Jul 10 2012
By Ingrid Grasmo
Approximately 25% of patients with immune thrombocytopenia purpura (ITP) who receive treatment with rituximab maintain a treatment-free response lasting for at least 5 years, study findings suggest.
The findings are of importance, given that treatments for ITP that provide long-term therapeutic benefit without the need for continued dosing, ongoing monitoring, and side effects are limited.
"The estimated… 5-year sustained response rates help to provide clinicians and patients with realistic expectations of the long-term outcome of rituximab treatment," say Vivek Patel (Cornell University, New York, USA) and colleagues.
For the study, the researchers followed up 72 adults and 66 children (aged 17 years or younger) with ITP who received rituximab treatment and achieved either a complete response (CR; platelets >150x109/L) or partial response (PR; platelets 50-150x109/L).
All patients had baseline platelet counts below 30x109/L and received four weekly infusions of 375 mg/m2, except for 12 children who received a single infusion.
Of the 66 children with an initial response, 68% had a CR and 32% had a PR. In total, 58% sustained a platelet count of 50x109/L for at least 1 year following rituximab treatment. Further analysis showed that these children were more than 80% likely to sustain the response at 2 years, with 20 and six children achieving responses lasting 2 and 5 years, respectively.
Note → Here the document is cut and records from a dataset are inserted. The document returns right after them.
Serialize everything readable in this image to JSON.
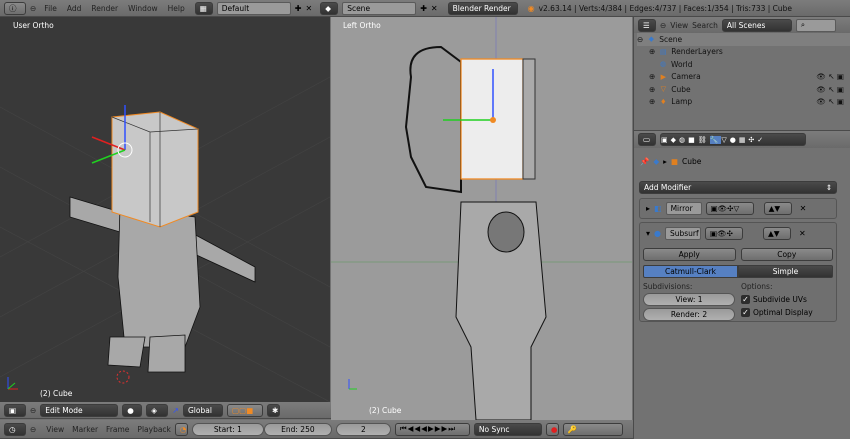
{
  "topbar": {
    "menus": [
      "File",
      "Add",
      "Render",
      "Window",
      "Help"
    ],
    "layout": "Default",
    "scene": "Scene",
    "engine": "Blender Render",
    "stats": "v2.63.14 | Verts:4/384 | Edges:4/737 | Faces:1/354 | Tris:733 | Cube"
  },
  "viewport_left": {
    "label": "User Ortho",
    "object": "(2) Cube",
    "bg": "#393939"
  },
  "viewport_mid": {
    "label": "Left Ortho",
    "object": "(2) Cube",
    "bg": "#9b9b9b"
  },
  "view3d_header": {
    "mode": "Edit Mode",
    "orientation": "Global"
  },
  "timeline": {
    "menus": [
      "View",
      "Marker",
      "Frame",
      "Playback"
    ],
    "start": "Start: 1",
    "end": "End: 250",
    "frame": "2",
    "sync": "No Sync"
  },
  "outliner": {
    "menus": [
      "View",
      "Search"
    ],
    "filter": "All Scenes",
    "items": [
      {
        "label": "Scene",
        "icon": "scene-icon"
      },
      {
        "label": "RenderLayers",
        "icon": "renderlayers-icon"
      },
      {
        "label": "World",
        "icon": "world-icon"
      },
      {
        "label": "Camera",
        "icon": "camera-icon"
      },
      {
        "label": "Cube",
        "icon": "mesh-icon"
      },
      {
        "label": "Lamp",
        "icon": "lamp-icon"
      }
    ]
  },
  "properties": {
    "breadcrumb": "Cube",
    "add_modifier": "Add Modifier",
    "mirror": {
      "name": "Mirror"
    },
    "subsurf": {
      "name": "Subsurf",
      "apply": "Apply",
      "copy": "Copy",
      "type_options": [
        "Catmull-Clark",
        "Simple"
      ],
      "active_type": "Catmull-Clark",
      "subdivisions_label": "Subdivisions:",
      "view": "View: 1",
      "render": "Render: 2",
      "options_label": "Options:",
      "subdivide_uvs": "Subdivide UVs",
      "optimal_display": "Optimal Display"
    }
  },
  "colors": {
    "accent": "#5680c2",
    "selection": "#f08a24"
  }
}
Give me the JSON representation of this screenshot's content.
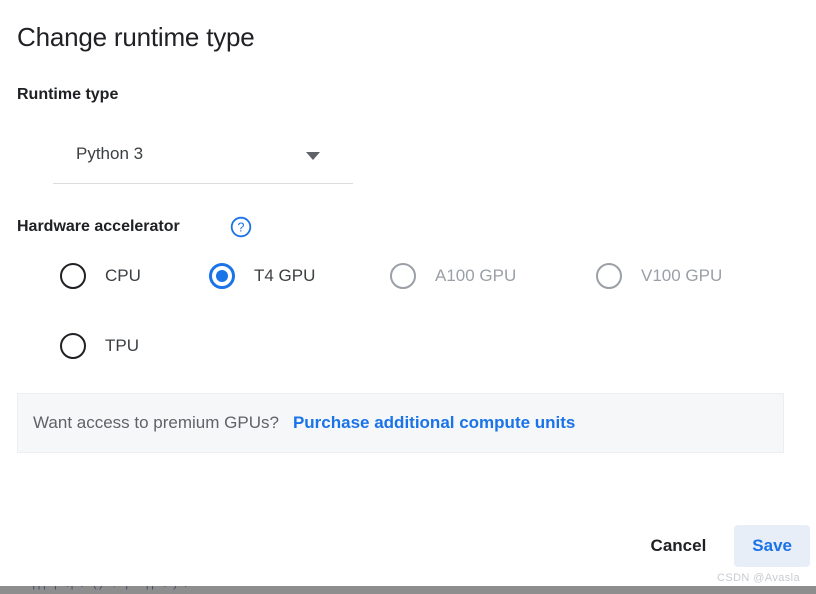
{
  "dialog": {
    "title": "Change runtime type",
    "runtime_type": {
      "label": "Runtime type",
      "selected": "Python 3",
      "options": [
        "Python 3"
      ],
      "dropdown_icon": "chevron-down-icon"
    },
    "hardware_accelerator": {
      "label": "Hardware accelerator",
      "help_icon": "help-circle-icon",
      "options": [
        {
          "label": "CPU",
          "selected": false,
          "disabled": false
        },
        {
          "label": "T4 GPU",
          "selected": true,
          "disabled": false
        },
        {
          "label": "A100 GPU",
          "selected": false,
          "disabled": true
        },
        {
          "label": "V100 GPU",
          "selected": false,
          "disabled": true
        },
        {
          "label": "TPU",
          "selected": false,
          "disabled": false
        }
      ]
    },
    "premium_banner": {
      "text": "Want access to premium GPUs?",
      "link_label": "Purchase additional compute units"
    },
    "actions": {
      "cancel_label": "Cancel",
      "save_label": "Save"
    }
  },
  "watermark": "CSDN @Avasla",
  "bottom_strip": {
    "text": "||| | \\| /  ()     ↑      | ⌐|| \\ ) /"
  },
  "colors": {
    "accent_blue": "#1a73e8",
    "text_primary": "#202124",
    "text_secondary": "#3c4043",
    "text_muted": "#5f6368",
    "disabled_grey": "#9aa0a6",
    "banner_bg": "#f6f7f8",
    "save_bg": "#e8eef8"
  }
}
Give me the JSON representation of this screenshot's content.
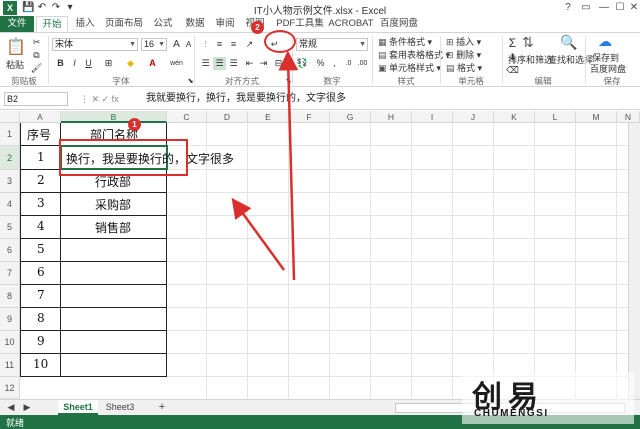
{
  "window": {
    "title": "IT小人物示例文件.xlsx - Excel",
    "app_icon": "X",
    "controls": {
      "help": "?",
      "restore": "▭",
      "minimize": "—",
      "maximize": "☐",
      "close": "✕"
    }
  },
  "tabs": [
    {
      "label": "文件"
    },
    {
      "label": "开始"
    },
    {
      "label": "插入"
    },
    {
      "label": "页面布局"
    },
    {
      "label": "公式"
    },
    {
      "label": "数据"
    },
    {
      "label": "审阅"
    },
    {
      "label": "视图"
    },
    {
      "label": "PDF工具集"
    },
    {
      "label": "ACROBAT"
    },
    {
      "label": "百度网盘"
    }
  ],
  "ribbon": {
    "clipboard": {
      "paste": "粘贴",
      "label": "剪贴板"
    },
    "font": {
      "name": "宋体",
      "size": "16",
      "bold": "B",
      "italic": "I",
      "underline": "U",
      "grow": "A",
      "shrink": "A",
      "label": "字体",
      "wen": "wén"
    },
    "alignment": {
      "label": "对齐方式"
    },
    "number": {
      "format": "常规",
      "percent": "%",
      "comma": ",",
      "label": "数字"
    },
    "styles": {
      "conditional": "条件格式",
      "table": "套用表格格式",
      "cell_styles": "单元格样式",
      "label": "样式"
    },
    "cells": {
      "insert": "插入",
      "delete": "删除",
      "format": "格式",
      "label": "单元格"
    },
    "editing": {
      "sum": "Σ",
      "sort_filter": "排序和筛选",
      "find_select": "查找和选择",
      "label": "编辑"
    },
    "save": {
      "label1": "保存到",
      "label2": "百度网盘",
      "group_label": "保存"
    }
  },
  "formula_bar": {
    "name_box": "B2",
    "icons": "⋮  ✕  ✓  fx",
    "content": "我就要换行，换行，我是要换行的，文字很多"
  },
  "columns": [
    "A",
    "B",
    "C",
    "D",
    "E",
    "F",
    "G",
    "H",
    "I",
    "J",
    "K",
    "L",
    "M",
    "N"
  ],
  "rows": [
    "1",
    "2",
    "3",
    "4",
    "5",
    "6",
    "7",
    "8",
    "9",
    "10",
    "11",
    "12"
  ],
  "cells": {
    "a1": "序号",
    "b1": "部门名称",
    "a2": "1",
    "b2": "换行，我是要换行的，文字很多",
    "a3": "2",
    "b3": "行政部",
    "a4": "3",
    "b4": "采购部",
    "a5": "4",
    "b5": "销售部",
    "a6": "5",
    "a7": "6",
    "a8": "7",
    "a9": "8",
    "a10": "9",
    "a11": "10"
  },
  "sheets": [
    {
      "label": "Sheet1"
    },
    {
      "label": "Sheet3"
    }
  ],
  "add_sheet": "+",
  "status": "就绪",
  "badges": {
    "b1": "1",
    "b2": "2"
  },
  "watermark": {
    "cn": "创易",
    "en": "CHUMENGSI"
  },
  "colors": {
    "accent": "#217346",
    "annotation": "#d9302e"
  }
}
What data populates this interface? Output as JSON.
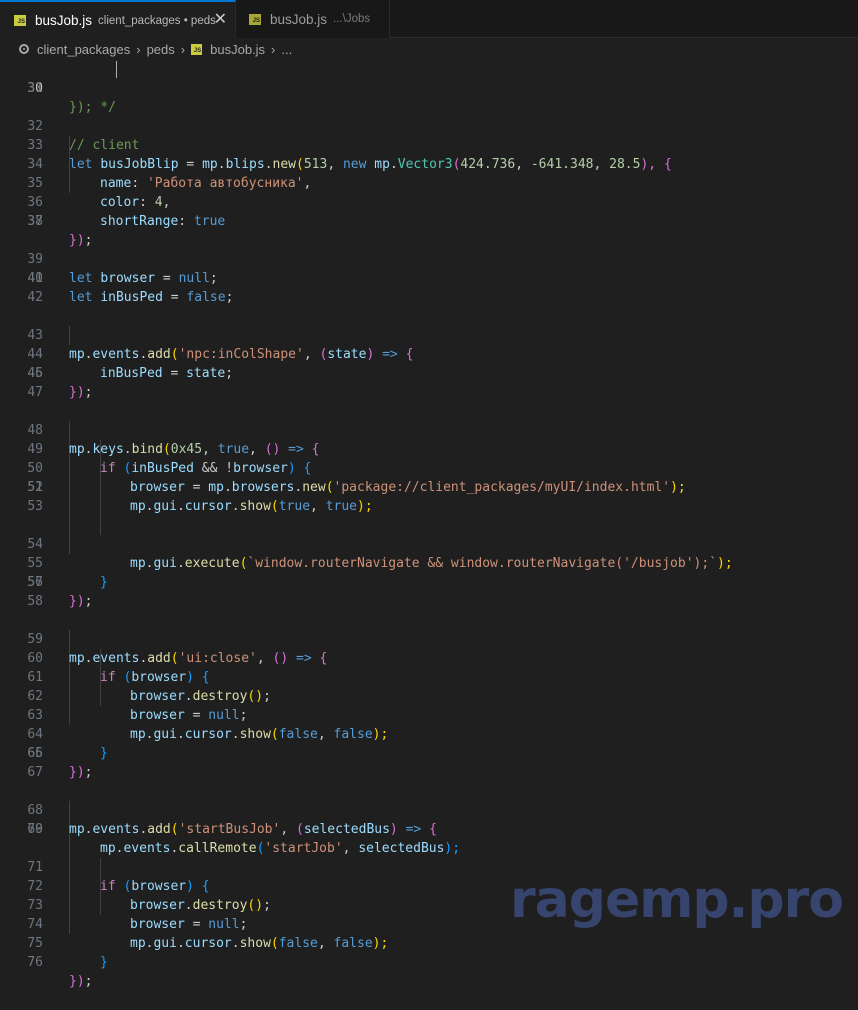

Analysis showed that 76% of adults achieved a CR and 24% achieved a PR. Relapse was observed in 36% of adult patients, occurring at a median of 2.1 years after initial treatment.
When the team incorporated the initial overall response rates derived from published reports with the 1-year response rates from children and adults in the study, they found estimated 5-year persisting response rates of 26% and 21%, respectively.
Patients with a PR relapsed more often and earlier than those with a CR, even after a 1-year duration of response (relapse rate of 7 vs 40% for children and 31 vs 53% for adults).
None of the 138 patients in the study experienced serious or severe long-term toxicity related to B-cell depletion after rituximab, and any infusion-related reactions associated with the medication were minimized by the addition of prednisone as pretreatment.
"Further understanding of the mechanism of action of rituximab and its potential interactions with the immune system and other treatments is needed to safely maximize the number and duration of long-term responses," conclude Patel and team in Blood.